Por último, hasta este momento el 15-M tiene el defecto típico de nuestra política y de nuestra estúpida sociedad en general. La culpa de todo la tienen otros: políticos, banqueros, capitalistas y demás fauna propia de las quejas en este tipo de situaciones. No he visto ni un solo atisbo de autocrítica. Se habla de los políticos, pero nadie considera que votamos o dejamos de votar precisamente nosotros; también los del 15-M. La culpa es de los banqueros, pero nadie recuerda haber tomado préstamos que sabía que superaban todas sus posibilidades de devolución. ¿Quién hace examen de conciencia de sus culpas personales? ¡Ah, no! Eso es para otros. Es más fácil descargar nuestra incompetencia, nuestra desidia, nuestra falta de moralidad y achacársela a otros.

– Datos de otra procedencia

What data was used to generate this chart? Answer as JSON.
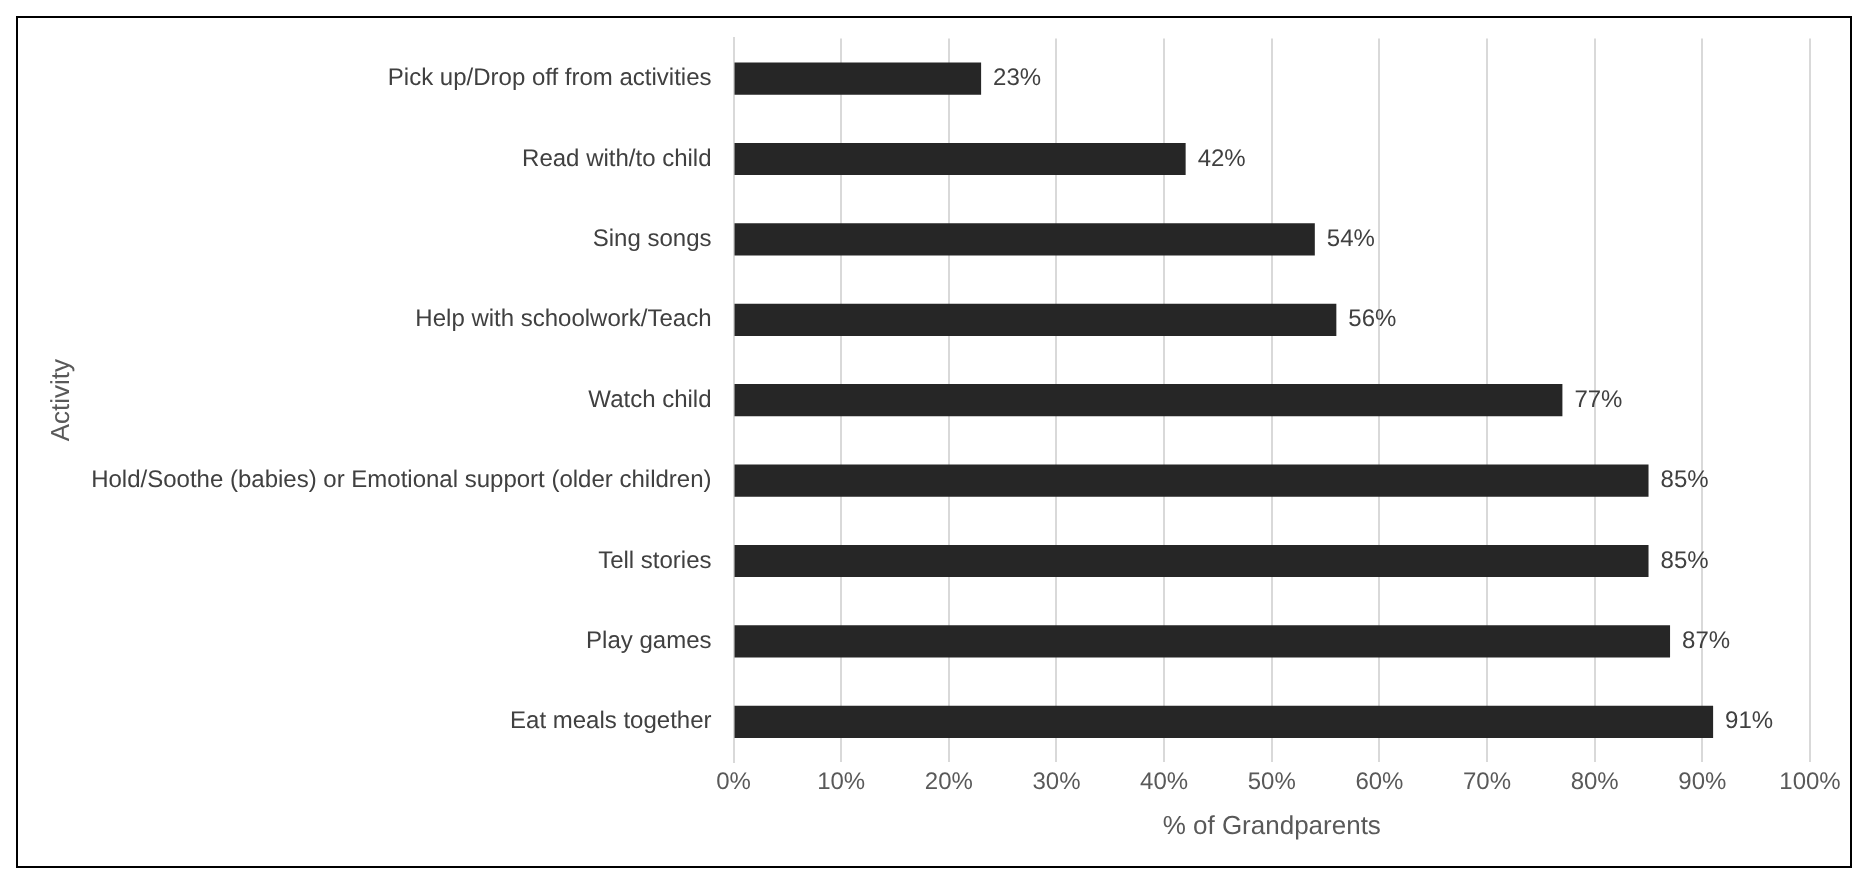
{
  "chart_data": {
    "type": "bar",
    "orientation": "horizontal",
    "xlabel": "% of Grandparents",
    "ylabel": "Activity",
    "categories": [
      "Pick up/Drop off from activities",
      "Read with/to child",
      "Sing songs",
      "Help with schoolwork/Teach",
      "Watch child",
      "Hold/Soothe (babies) or Emotional support (older children)",
      "Tell stories",
      "Play games",
      "Eat meals together"
    ],
    "values": [
      23,
      42,
      54,
      56,
      77,
      85,
      85,
      87,
      91
    ],
    "value_labels": [
      "23%",
      "42%",
      "54%",
      "56%",
      "77%",
      "85%",
      "85%",
      "87%",
      "91%"
    ],
    "color": "#262626",
    "xlim": [
      0,
      100
    ],
    "xticks": [
      {
        "value": 0,
        "label": "0%"
      },
      {
        "value": 10,
        "label": "10%"
      },
      {
        "value": 20,
        "label": "20%"
      },
      {
        "value": 30,
        "label": "30%"
      },
      {
        "value": 40,
        "label": "40%"
      },
      {
        "value": 50,
        "label": "50%"
      },
      {
        "value": 60,
        "label": "60%"
      },
      {
        "value": 70,
        "label": "70%"
      },
      {
        "value": 80,
        "label": "80%"
      },
      {
        "value": 90,
        "label": "90%"
      },
      {
        "value": 100,
        "label": "100%"
      }
    ],
    "grid": "x",
    "legend": false
  }
}
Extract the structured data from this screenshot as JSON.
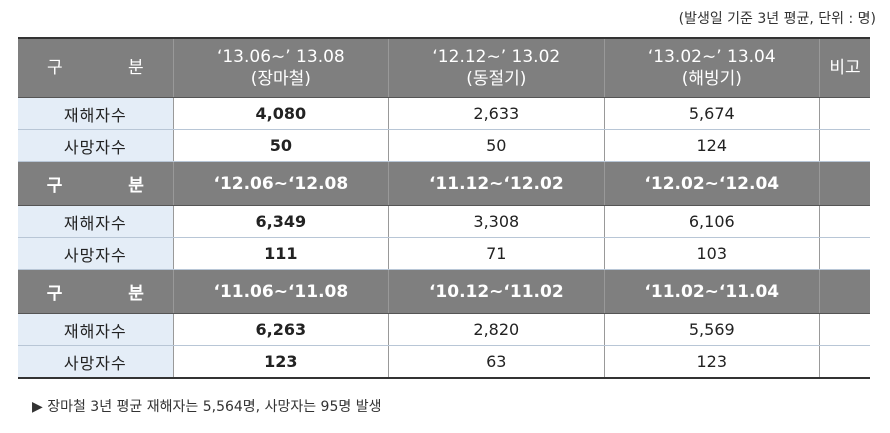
{
  "note": "(발생일 기준 3년 평균, 단위 : 명)",
  "table": {
    "sections": [
      {
        "header": [
          "구 분",
          [
            "‘13.06∼’ 13.08",
            "(장마철)"
          ],
          [
            "‘12.12∼’ 13.02",
            "(동절기)"
          ],
          [
            "‘13.02∼’ 13.04",
            "(해빙기)"
          ],
          "비고"
        ],
        "rows": [
          [
            "재해자수",
            "4,080",
            "2,633",
            "5,674"
          ],
          [
            "사망자수",
            "50",
            "50",
            "124"
          ]
        ]
      },
      {
        "header": [
          "구 분",
          "‘12.06~‘12.08",
          "‘11.12~‘12.02",
          "‘12.02~‘12.04"
        ],
        "rows": [
          [
            "재해자수",
            "6,349",
            "3,308",
            "6,106"
          ],
          [
            "사망자수",
            "111",
            "71",
            "103"
          ]
        ]
      },
      {
        "header": [
          "구 분",
          "‘11.06~‘11.08",
          "‘10.12~‘11.02",
          "‘11.02~‘11.04"
        ],
        "rows": [
          [
            "재해자수",
            "6,263",
            "2,820",
            "5,569"
          ],
          [
            "사망자수",
            "123",
            "63",
            "123"
          ]
        ]
      }
    ]
  },
  "footer": "▶ 장마철 3년 평균 재해자는 5,564명, 사망자는 95명 발생"
}
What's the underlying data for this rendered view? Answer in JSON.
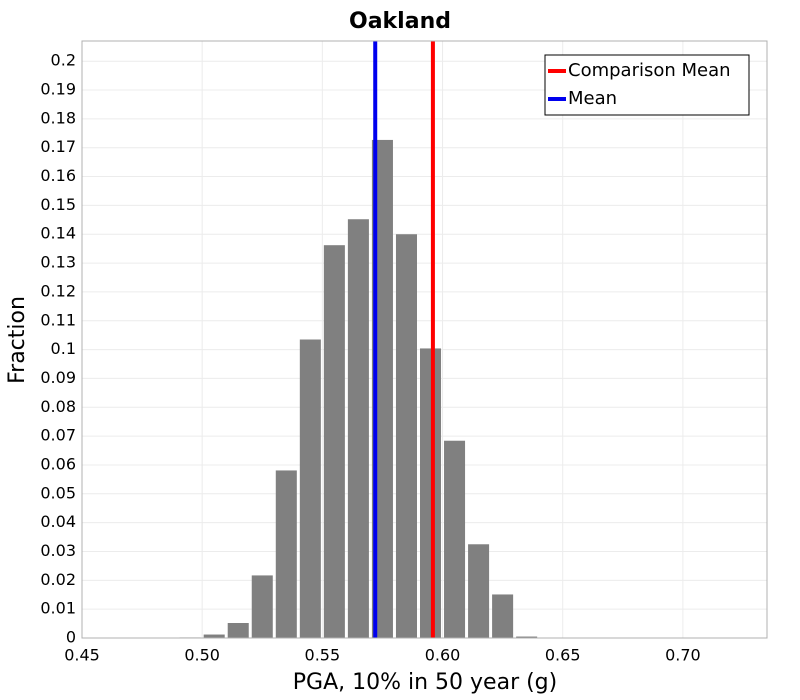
{
  "chart_data": {
    "type": "bar",
    "title": "Oakland",
    "xlabel": "PGA, 10% in 50 year (g)",
    "ylabel": "Fraction",
    "xlim": [
      0.45,
      0.735
    ],
    "ylim": [
      0,
      0.207
    ],
    "xticks": [
      0.45,
      0.5,
      0.55,
      0.6,
      0.65,
      0.7
    ],
    "xtick_labels": [
      "0.45",
      "0.50",
      "0.55",
      "0.60",
      "0.65",
      "0.70"
    ],
    "yticks": [
      0,
      0.01,
      0.02,
      0.03,
      0.04,
      0.05,
      0.06,
      0.07,
      0.08,
      0.09,
      0.1,
      0.11,
      0.12,
      0.13,
      0.14,
      0.15,
      0.16,
      0.17,
      0.18,
      0.19,
      0.2
    ],
    "ytick_labels": [
      "0",
      "0.01",
      "0.02",
      "0.03",
      "0.04",
      "0.05",
      "0.06",
      "0.07",
      "0.08",
      "0.09",
      "0.1",
      "0.11",
      "0.12",
      "0.13",
      "0.14",
      "0.15",
      "0.16",
      "0.17",
      "0.18",
      "0.19",
      "0.2"
    ],
    "bin_width": 0.01,
    "bin_centers": [
      0.495,
      0.505,
      0.515,
      0.525,
      0.535,
      0.545,
      0.555,
      0.565,
      0.575,
      0.585,
      0.595,
      0.605,
      0.615,
      0.625,
      0.635
    ],
    "values": [
      0.0002,
      0.0012,
      0.0052,
      0.0217,
      0.0581,
      0.1035,
      0.1362,
      0.1452,
      0.1727,
      0.14,
      0.1004,
      0.0684,
      0.0325,
      0.0151,
      0.0005
    ],
    "bar_color": "#808080",
    "grid": true,
    "lines": [
      {
        "name": "Comparison Mean",
        "x": 0.596,
        "color": "#ff0000"
      },
      {
        "name": "Mean",
        "x": 0.572,
        "color": "#0000ee"
      }
    ],
    "legend": {
      "position": "top-right",
      "entries": [
        {
          "label": "Comparison Mean",
          "color": "#ff0000"
        },
        {
          "label": "Mean",
          "color": "#0000ee"
        }
      ]
    }
  }
}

Por cierto que no se oye a los del 15-M culpar a los clubs de fútbol, a pesar de que los más importantes pagan cifras escandalosas a sus jugadores y, según se dice, tienen deudas multimillonarias con Hacienda, contribuyendo así a los resultados de los que se quejan con razón los del 15-M. El camino del 15-M debería ser despertar la conciencia de toda la ciudadanía, haciendo que cada uno se mire al espejo y vea sus fealdades para corregirlas. Un profesor mío, cuyo sentido del equilibrio era más que notable, cuando en la clase se organizaba algún sarao de conversaciones y algún alumno chistaba pidiendo silencio, solía decir: ¡Cállese Vd.! Si cada uno se calla, se callan todos. Si se diera la utopía de que cada uno cumpliera su función, la sociedad marcharía perfectamente.